Coconut flour and fava bean flour offer healthier alternatives to wheat or all-purpose flour, as they’re both high in fiber and protein and they’re nutrient-packed – but they come with slightly different health benefits. Coconut flour is high in potassium and iron, while fava bean flour is high in folate, copper, and manganese. Some benefits of coconut flour include a reduced risk of heart disease, digestive health support, and blood sugar control. Some of fava bean flour’s main benefits: it can help decrease high blood pressure, aid bone health, and boost immunity.
How to store coconut flour and fava bean flour
Coconut flour has a longer shelf life than fava bean flour. When stored correctly – in a cool, dry, place that’s kept away from dampness or humidity – coconut flour can last up to two years on the pantry shelf.
It’s a bit harder to determine the true shelf life of fava bean flour, but a good rule of thumb is to not exceed six months in the pantry since bean flour tends to turn rancid more quickly. To extend the shelf life of fava bean flour, we recommend storing it in the fridge or freezer, which should buy you another six months to a year.

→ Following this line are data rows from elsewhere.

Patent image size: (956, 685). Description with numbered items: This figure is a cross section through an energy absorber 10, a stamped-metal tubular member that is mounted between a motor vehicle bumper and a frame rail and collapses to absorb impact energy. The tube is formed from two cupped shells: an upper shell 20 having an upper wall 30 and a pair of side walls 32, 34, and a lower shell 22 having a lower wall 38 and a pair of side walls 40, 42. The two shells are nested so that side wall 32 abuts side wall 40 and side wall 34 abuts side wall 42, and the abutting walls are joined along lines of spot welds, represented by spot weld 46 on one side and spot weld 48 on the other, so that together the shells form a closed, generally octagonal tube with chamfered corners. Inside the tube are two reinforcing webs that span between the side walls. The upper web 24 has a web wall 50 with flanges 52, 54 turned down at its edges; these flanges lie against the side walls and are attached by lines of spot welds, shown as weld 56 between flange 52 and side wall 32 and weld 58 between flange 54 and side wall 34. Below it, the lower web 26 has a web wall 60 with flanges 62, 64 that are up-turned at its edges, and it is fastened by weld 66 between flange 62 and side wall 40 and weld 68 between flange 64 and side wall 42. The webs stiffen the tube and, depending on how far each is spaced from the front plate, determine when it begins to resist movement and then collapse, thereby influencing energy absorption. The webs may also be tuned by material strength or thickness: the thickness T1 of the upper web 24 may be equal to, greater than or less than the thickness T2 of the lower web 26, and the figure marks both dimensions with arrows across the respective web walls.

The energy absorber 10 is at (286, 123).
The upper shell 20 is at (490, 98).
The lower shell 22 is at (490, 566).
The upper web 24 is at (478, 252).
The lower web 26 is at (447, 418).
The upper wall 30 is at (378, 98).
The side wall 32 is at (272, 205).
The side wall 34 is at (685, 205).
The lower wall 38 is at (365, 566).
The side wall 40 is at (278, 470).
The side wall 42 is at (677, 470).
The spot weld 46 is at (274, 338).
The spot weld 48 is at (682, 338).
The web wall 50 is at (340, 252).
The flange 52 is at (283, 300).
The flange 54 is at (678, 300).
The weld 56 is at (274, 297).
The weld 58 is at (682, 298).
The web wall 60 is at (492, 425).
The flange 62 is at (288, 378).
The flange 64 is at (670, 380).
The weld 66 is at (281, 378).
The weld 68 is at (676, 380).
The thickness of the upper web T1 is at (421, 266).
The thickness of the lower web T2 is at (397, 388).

Coconut flour vs fava bean flour: the final summary
Although coconut flour and fava bean flour are derived from very different ingredients – sweet, dense coconut vs earthy, meaty bean pods – these two gluten-free flour alternatives have a lot in common.

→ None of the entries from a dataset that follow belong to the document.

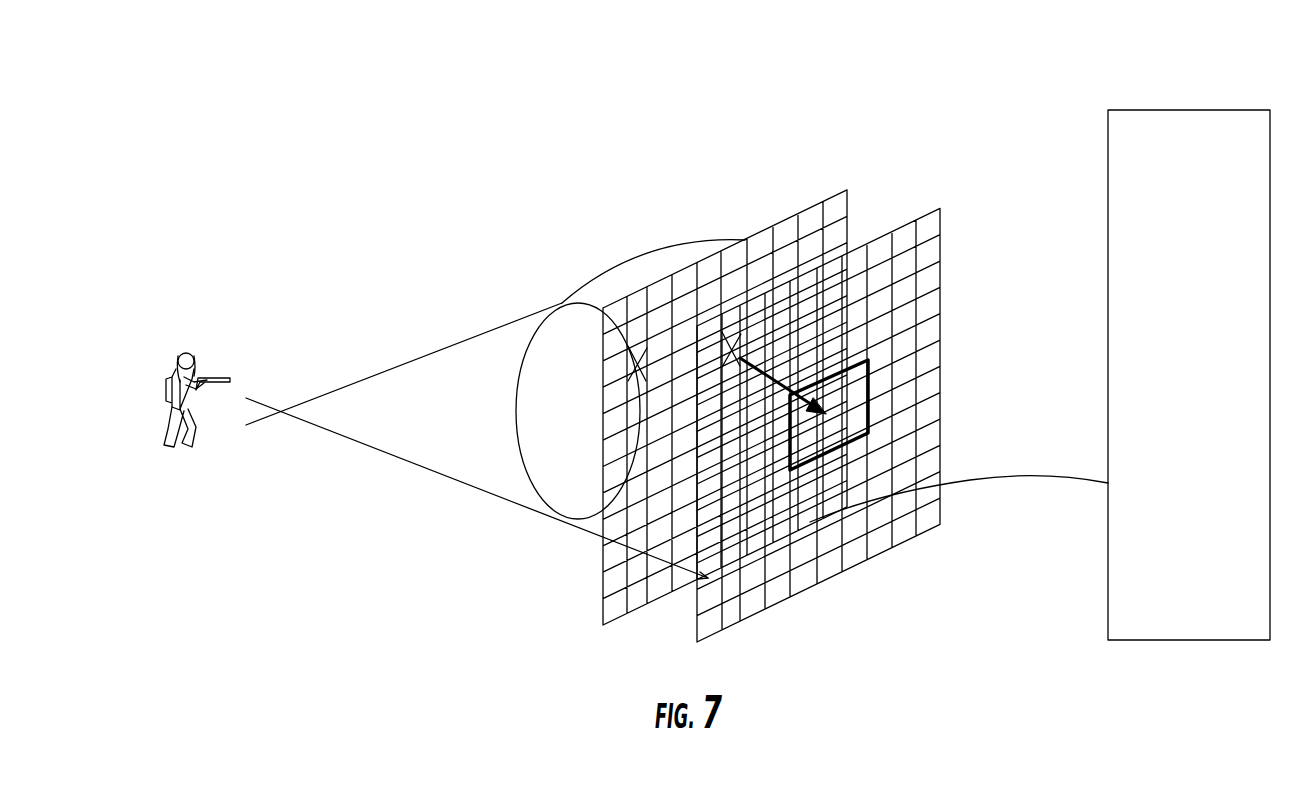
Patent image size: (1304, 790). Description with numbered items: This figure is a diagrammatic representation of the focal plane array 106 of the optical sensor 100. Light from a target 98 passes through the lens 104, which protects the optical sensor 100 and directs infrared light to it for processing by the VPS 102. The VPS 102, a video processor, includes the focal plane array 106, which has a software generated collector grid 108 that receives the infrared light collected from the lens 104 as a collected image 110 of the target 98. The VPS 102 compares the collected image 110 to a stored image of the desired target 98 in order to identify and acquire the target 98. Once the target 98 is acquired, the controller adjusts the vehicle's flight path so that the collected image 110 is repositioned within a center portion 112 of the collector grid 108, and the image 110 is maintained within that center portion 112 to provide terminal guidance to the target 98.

The target 98 is at (192, 346).
The optical sensor 100 is at (590, 277).
The VPS 102 is at (1155, 110).
The lens 104 is at (548, 475).
The focal plane array 106 is at (888, 204).
The collector grid 108 is at (700, 640).
The collected image 110 is at (832, 428).
The center portion 112 is at (868, 372).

Both flours are high in fiber and protein with low glycemic index scores. They’ve got slightly different but equally beneficial nutritional value; coconut flour is rich in potassium and iron while fava bean flour is rich in manganese, copper, and folate. When used in baking, both are very versatile and can be used in a plethora of sweet and savory recipes (coconut flour leaning more sweet, and fava bean flour leaning more savory).
In summary, both coconut flour (like our favorites) and fava bean flour are excellent gluten-free, healthy alternatives to all-purpose flour – it just depends what you’re looking for, but it’s hard to go wrong!

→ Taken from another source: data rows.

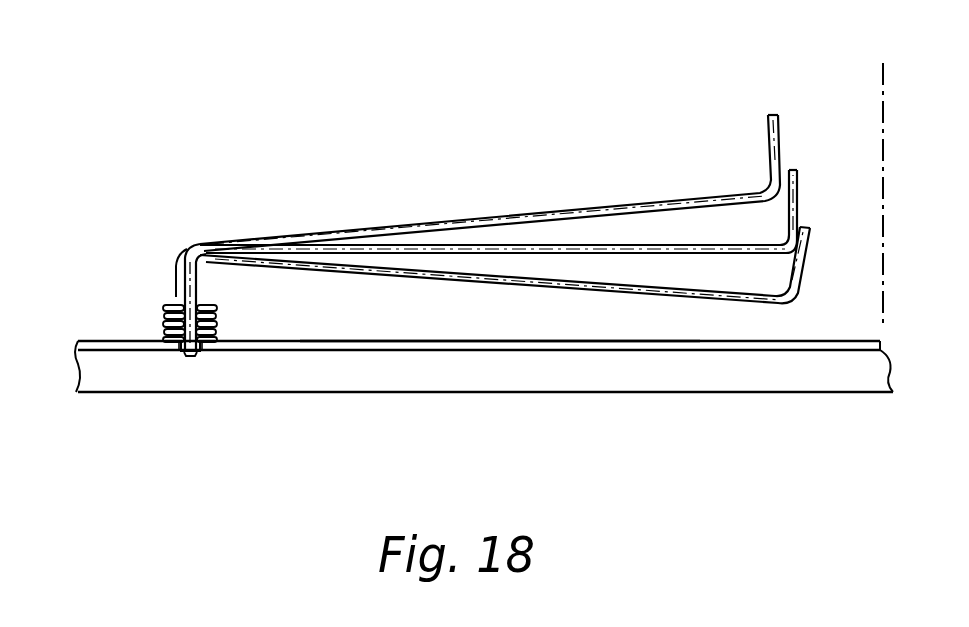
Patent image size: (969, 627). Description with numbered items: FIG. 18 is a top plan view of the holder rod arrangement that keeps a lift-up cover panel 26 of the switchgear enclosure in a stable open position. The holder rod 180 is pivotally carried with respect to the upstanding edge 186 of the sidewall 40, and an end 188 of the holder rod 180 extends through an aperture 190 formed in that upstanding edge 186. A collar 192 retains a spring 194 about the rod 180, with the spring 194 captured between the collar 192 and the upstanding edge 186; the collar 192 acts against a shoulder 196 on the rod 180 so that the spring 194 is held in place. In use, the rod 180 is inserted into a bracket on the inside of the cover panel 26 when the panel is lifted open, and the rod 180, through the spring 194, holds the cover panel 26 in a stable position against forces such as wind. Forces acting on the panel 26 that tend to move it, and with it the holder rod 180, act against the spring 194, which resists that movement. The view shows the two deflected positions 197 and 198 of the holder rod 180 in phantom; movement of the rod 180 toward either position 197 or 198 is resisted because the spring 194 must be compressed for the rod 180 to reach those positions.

The lift-up cover panel 26 is at (883, 105).
The sidewall panel 40 is at (495, 395).
The holder rod 180 is at (545, 247).
The upstanding edge 186 is at (460, 338).
The end of holder rod 188 is at (187, 356).
The aperture 190 is at (190, 357).
The collar 192 is at (164, 313).
The spring 194 is at (165, 332).
The shoulder 196 is at (203, 308).
The position of holder rod 197 is at (603, 207).
The position of holder rod 198 is at (632, 293).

Fava bean flour, or broad bean flour, can be used to make a wide array of both sweet and savory dishes – from products like breads, pastas, and pizza crusts to sweets like pancakes, cookies, and cakes. It can also be used to thicken sauces, soups, and stews.
While fava bean flour has a lot in common with coconut flour, the most similar flour and often the best substitute for coconut flour is almond flour. Just keep in mind that it’s not as absorbent as coconut flour, so the recipe may need to be altered.
Garbanzo flour and chickpea flour are different names for the same thing – flour made from ground garbanzo beans. While fava flour is similar in that it’s also a bean flour, it’s specifically made from ground fava beans (or broad beans). Both are creamy in texture and mild in taste, and the two are often blended together into one flour.